I've never been to a divorce trial or mediation. I think my absence will speed up our divorce proceedings.


And now that the divorce verdict is out, we're legally not husband and wife anymore. I don't want to cry anymore. I will try to be optimistic for my future and my son's.



This afternoon when I wanted to leave the room finished folding my clothes and Ziva, I was surprised to hear the talk of father and mother in the living room. I was silent when I heard my name being called.


"Sstt, don't be so loud, you'll hear Reyna." I heard my father was trying to shrink my mother's voice.


"But how else Well. We can't let your sick brother go without any treatment at all."


"But he also had a child right ma'am, it's wrong they didn't pay Mas Roby's dues for a year. Now that their father is sick, they must pay it off immediately so that their father's bpjs can be active again and can be used."


Uncle Roby is my father's brother. Yesterday we got a call from my dad's family that Uncle Roby had a heart attack. There is a narrowing of the blood vessels in his heart and a ring installation operation must be performed immediately.


All I know is that at this time all hospital fees until surgery and free medicines are borne by BPJS. But from the talk of father and mother, it seems like the independent contribution of uncle and aunt has been in arrears for a year. It must be repaid first in order to be active and reused.


Then what does that have to do with me. Why are you trying to shrink my mother's voice so I don't listen?


"There's no way we can give them such a big loan! Good thing the stalls were nothing, just enough for Regina's tuition and eating us every day. I don't want to take your savings that I saved you so hard. Anyway Reyna needs our help more Mom, Ziva formula milk is not cheap. They need us more than Roby. Let his son take care of it."


"It's okay Dad. You will only give 2 million of your savings to lend to them. The rest they can do on their own. Even if the money is not replaced, it is okay. Let's just say we are alms, even though our situation is also mediocre. At least we've contributed to your brother's recovery."

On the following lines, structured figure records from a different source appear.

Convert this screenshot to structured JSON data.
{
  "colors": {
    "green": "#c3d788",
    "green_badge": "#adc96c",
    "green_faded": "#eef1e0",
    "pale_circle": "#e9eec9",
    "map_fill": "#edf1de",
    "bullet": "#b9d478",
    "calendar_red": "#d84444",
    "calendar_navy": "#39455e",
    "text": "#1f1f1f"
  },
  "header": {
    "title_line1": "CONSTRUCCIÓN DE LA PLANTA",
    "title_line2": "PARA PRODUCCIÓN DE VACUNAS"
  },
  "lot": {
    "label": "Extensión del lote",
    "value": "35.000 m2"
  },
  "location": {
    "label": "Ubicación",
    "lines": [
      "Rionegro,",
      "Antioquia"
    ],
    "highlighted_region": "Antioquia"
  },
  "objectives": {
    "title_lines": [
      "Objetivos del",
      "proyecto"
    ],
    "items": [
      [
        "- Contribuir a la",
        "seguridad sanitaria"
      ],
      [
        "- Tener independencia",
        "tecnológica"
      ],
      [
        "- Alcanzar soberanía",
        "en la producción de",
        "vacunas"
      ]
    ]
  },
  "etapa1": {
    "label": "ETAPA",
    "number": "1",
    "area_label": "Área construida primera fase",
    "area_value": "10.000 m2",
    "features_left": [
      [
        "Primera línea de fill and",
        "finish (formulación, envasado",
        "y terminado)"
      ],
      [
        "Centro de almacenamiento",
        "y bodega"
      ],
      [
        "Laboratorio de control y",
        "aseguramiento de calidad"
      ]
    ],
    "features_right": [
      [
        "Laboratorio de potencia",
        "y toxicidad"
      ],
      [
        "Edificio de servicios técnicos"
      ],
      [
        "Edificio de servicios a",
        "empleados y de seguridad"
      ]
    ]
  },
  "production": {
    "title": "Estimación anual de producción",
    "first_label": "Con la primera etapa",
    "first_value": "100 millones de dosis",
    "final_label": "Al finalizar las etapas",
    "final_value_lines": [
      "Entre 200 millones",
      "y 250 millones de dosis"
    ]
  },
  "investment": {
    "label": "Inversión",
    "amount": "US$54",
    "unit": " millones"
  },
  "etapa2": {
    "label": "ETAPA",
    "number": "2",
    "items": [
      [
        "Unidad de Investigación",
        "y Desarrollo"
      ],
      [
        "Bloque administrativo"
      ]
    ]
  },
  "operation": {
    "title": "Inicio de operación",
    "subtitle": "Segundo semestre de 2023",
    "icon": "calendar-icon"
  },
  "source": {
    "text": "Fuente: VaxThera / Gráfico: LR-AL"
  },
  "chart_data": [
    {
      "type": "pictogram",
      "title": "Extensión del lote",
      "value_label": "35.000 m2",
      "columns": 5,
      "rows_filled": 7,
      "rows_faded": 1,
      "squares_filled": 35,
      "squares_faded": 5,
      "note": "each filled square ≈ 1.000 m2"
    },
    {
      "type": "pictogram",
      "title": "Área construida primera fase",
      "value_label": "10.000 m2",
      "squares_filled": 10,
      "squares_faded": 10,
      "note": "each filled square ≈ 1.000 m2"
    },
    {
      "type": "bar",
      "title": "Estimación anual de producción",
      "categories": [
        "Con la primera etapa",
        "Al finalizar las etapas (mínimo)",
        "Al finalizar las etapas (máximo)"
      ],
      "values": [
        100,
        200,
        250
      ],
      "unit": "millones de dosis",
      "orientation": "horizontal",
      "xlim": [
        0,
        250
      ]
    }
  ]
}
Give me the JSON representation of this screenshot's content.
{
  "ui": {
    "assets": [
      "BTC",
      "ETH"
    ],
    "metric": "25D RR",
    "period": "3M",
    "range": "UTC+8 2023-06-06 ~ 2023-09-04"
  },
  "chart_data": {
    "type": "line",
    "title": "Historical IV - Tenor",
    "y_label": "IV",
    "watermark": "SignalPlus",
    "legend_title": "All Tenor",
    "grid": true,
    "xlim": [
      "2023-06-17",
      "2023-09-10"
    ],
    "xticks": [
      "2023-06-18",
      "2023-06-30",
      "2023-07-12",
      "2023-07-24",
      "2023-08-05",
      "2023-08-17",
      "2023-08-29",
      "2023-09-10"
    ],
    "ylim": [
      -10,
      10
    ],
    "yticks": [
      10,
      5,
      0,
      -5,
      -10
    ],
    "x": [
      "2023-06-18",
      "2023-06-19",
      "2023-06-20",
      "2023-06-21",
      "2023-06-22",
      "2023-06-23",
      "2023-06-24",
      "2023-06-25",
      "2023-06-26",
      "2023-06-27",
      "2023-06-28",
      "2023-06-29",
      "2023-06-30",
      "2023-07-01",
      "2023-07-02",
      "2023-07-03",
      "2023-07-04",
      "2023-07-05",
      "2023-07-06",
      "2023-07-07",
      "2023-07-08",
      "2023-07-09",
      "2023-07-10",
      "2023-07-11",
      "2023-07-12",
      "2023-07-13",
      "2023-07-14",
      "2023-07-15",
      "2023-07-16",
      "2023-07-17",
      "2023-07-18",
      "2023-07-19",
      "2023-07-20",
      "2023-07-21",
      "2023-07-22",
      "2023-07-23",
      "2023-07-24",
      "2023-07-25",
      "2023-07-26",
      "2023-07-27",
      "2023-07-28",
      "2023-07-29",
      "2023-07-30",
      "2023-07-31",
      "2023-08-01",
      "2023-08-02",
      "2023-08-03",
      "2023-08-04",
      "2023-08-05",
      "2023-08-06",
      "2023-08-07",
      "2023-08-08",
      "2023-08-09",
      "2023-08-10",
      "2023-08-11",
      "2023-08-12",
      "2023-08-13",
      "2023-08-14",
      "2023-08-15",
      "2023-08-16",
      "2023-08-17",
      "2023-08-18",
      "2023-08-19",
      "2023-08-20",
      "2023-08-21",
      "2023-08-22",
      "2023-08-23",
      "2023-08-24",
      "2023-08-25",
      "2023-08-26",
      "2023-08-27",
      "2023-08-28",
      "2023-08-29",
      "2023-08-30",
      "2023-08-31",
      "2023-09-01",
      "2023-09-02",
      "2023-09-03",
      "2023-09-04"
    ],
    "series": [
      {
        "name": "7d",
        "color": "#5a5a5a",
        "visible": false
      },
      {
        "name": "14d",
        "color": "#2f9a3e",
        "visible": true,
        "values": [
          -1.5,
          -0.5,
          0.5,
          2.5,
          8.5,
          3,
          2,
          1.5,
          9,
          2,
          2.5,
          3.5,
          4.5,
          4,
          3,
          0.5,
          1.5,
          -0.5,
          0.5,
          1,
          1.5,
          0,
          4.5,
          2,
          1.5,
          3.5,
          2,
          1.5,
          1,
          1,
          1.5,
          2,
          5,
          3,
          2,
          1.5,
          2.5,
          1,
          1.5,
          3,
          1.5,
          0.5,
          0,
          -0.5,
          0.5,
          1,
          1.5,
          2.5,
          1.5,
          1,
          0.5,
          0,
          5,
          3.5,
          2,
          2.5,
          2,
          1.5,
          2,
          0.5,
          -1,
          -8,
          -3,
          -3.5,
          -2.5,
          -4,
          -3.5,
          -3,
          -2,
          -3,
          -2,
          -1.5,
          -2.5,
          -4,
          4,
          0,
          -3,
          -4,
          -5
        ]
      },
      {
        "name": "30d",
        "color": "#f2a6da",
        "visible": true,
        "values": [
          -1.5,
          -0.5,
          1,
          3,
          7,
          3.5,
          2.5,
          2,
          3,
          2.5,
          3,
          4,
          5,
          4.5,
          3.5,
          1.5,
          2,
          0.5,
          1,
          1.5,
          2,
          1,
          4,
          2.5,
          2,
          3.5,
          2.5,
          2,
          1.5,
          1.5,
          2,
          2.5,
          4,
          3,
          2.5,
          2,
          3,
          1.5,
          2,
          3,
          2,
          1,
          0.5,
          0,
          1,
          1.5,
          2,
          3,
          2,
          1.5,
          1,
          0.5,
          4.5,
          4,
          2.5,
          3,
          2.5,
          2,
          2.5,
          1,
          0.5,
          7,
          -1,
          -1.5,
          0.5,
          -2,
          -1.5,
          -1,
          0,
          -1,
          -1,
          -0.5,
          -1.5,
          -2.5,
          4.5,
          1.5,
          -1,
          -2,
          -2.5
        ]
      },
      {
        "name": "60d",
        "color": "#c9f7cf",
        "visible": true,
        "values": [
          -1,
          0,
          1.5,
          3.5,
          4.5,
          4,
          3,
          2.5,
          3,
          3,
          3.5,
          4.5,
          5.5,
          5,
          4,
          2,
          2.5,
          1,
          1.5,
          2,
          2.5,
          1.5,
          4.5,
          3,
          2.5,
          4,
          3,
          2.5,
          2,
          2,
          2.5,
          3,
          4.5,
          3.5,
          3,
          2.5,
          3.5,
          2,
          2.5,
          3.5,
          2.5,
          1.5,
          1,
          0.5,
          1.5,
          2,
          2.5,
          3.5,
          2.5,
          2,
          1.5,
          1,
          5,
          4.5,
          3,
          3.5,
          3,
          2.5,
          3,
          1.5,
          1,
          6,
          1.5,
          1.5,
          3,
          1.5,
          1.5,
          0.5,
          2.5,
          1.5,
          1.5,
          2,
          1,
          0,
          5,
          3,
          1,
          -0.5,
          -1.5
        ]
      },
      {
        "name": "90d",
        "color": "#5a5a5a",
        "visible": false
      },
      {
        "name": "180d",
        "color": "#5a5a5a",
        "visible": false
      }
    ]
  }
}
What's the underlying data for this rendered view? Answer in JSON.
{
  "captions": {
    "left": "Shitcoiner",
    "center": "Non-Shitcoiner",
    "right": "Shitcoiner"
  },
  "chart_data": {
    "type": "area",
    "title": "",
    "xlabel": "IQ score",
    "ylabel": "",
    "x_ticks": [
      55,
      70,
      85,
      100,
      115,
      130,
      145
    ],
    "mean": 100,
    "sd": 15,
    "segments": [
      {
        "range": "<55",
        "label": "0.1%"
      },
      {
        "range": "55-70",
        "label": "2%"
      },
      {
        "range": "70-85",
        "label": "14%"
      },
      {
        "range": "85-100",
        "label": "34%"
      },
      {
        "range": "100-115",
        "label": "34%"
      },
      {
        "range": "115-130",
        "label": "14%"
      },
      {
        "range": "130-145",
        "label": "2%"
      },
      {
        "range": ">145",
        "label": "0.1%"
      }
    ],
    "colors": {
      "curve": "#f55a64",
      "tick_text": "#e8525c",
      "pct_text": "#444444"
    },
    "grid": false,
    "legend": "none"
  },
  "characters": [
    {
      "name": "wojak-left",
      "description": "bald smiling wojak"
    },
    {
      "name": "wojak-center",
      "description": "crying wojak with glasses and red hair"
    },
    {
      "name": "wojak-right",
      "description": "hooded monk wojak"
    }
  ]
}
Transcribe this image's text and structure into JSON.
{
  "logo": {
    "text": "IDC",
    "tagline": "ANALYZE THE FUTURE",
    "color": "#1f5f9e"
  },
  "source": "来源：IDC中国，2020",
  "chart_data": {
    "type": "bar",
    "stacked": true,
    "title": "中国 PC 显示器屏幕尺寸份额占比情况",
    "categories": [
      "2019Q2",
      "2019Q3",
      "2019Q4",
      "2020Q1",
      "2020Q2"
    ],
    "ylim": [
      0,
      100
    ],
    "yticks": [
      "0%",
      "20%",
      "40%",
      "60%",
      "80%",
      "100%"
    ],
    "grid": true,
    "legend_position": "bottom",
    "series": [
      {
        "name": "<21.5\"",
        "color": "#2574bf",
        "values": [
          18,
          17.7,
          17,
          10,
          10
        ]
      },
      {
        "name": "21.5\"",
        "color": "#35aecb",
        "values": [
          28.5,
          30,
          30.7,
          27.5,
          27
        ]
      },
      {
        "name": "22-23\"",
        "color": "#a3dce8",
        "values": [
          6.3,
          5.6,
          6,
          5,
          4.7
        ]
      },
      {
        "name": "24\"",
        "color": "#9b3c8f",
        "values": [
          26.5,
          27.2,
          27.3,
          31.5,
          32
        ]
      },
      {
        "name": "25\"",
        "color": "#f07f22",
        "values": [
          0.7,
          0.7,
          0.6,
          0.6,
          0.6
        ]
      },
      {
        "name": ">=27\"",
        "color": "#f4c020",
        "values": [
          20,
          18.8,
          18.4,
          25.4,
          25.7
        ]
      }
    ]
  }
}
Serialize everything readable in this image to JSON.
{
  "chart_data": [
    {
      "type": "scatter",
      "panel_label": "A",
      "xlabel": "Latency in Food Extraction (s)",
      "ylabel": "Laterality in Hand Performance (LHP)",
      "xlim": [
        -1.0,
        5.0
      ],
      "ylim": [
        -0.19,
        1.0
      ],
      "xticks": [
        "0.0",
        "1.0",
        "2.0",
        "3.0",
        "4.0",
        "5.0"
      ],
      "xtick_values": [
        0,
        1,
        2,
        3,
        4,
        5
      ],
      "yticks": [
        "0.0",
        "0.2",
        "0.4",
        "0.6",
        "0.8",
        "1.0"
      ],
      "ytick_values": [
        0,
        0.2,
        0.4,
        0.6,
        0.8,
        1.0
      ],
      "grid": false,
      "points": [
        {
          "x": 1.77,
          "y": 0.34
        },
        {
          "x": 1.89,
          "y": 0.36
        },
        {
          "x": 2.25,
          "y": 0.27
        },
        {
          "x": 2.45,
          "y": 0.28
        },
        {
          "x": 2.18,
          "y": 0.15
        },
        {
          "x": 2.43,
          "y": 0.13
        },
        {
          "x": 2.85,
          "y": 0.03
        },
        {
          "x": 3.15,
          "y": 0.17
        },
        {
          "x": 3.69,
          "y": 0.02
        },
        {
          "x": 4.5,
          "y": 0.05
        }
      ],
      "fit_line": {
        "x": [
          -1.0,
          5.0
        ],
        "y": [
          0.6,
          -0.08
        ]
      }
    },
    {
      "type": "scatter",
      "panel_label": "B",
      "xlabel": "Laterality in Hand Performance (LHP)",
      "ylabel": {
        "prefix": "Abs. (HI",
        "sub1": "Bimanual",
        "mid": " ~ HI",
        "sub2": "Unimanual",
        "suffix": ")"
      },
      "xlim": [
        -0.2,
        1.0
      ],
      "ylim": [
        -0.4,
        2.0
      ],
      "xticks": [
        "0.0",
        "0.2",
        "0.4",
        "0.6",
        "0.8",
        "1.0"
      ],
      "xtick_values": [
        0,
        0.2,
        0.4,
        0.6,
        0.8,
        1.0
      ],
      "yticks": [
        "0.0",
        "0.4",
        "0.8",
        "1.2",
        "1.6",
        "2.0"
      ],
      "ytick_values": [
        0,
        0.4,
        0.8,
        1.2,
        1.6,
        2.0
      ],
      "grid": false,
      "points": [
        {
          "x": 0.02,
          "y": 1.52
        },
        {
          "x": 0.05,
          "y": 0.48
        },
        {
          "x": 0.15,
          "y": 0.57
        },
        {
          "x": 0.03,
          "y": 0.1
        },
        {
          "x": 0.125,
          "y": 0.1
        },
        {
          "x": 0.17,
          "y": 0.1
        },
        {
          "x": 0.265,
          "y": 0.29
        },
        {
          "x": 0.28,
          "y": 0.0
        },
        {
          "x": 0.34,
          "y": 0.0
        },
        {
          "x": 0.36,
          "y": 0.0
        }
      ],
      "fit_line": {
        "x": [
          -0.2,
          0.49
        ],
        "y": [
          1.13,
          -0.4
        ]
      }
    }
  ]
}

"But for Reyna... What about Ziva milk? What if the stall profit is not enough to finance our daily needs, Mom?!"


My God, my heart aches when I hear their talk. I really am a burden to my parents! What should I do God?


"Mom will try to make snacks from the garden, and sell them to increase our income. Some mothers still have a little savings to take care of. It doesn't end everything."


"Well, ma'am, I'll call Mas Roby's son to give you the money. Hopefully they can work on the rest so that Mas Roby can be quick in surgery."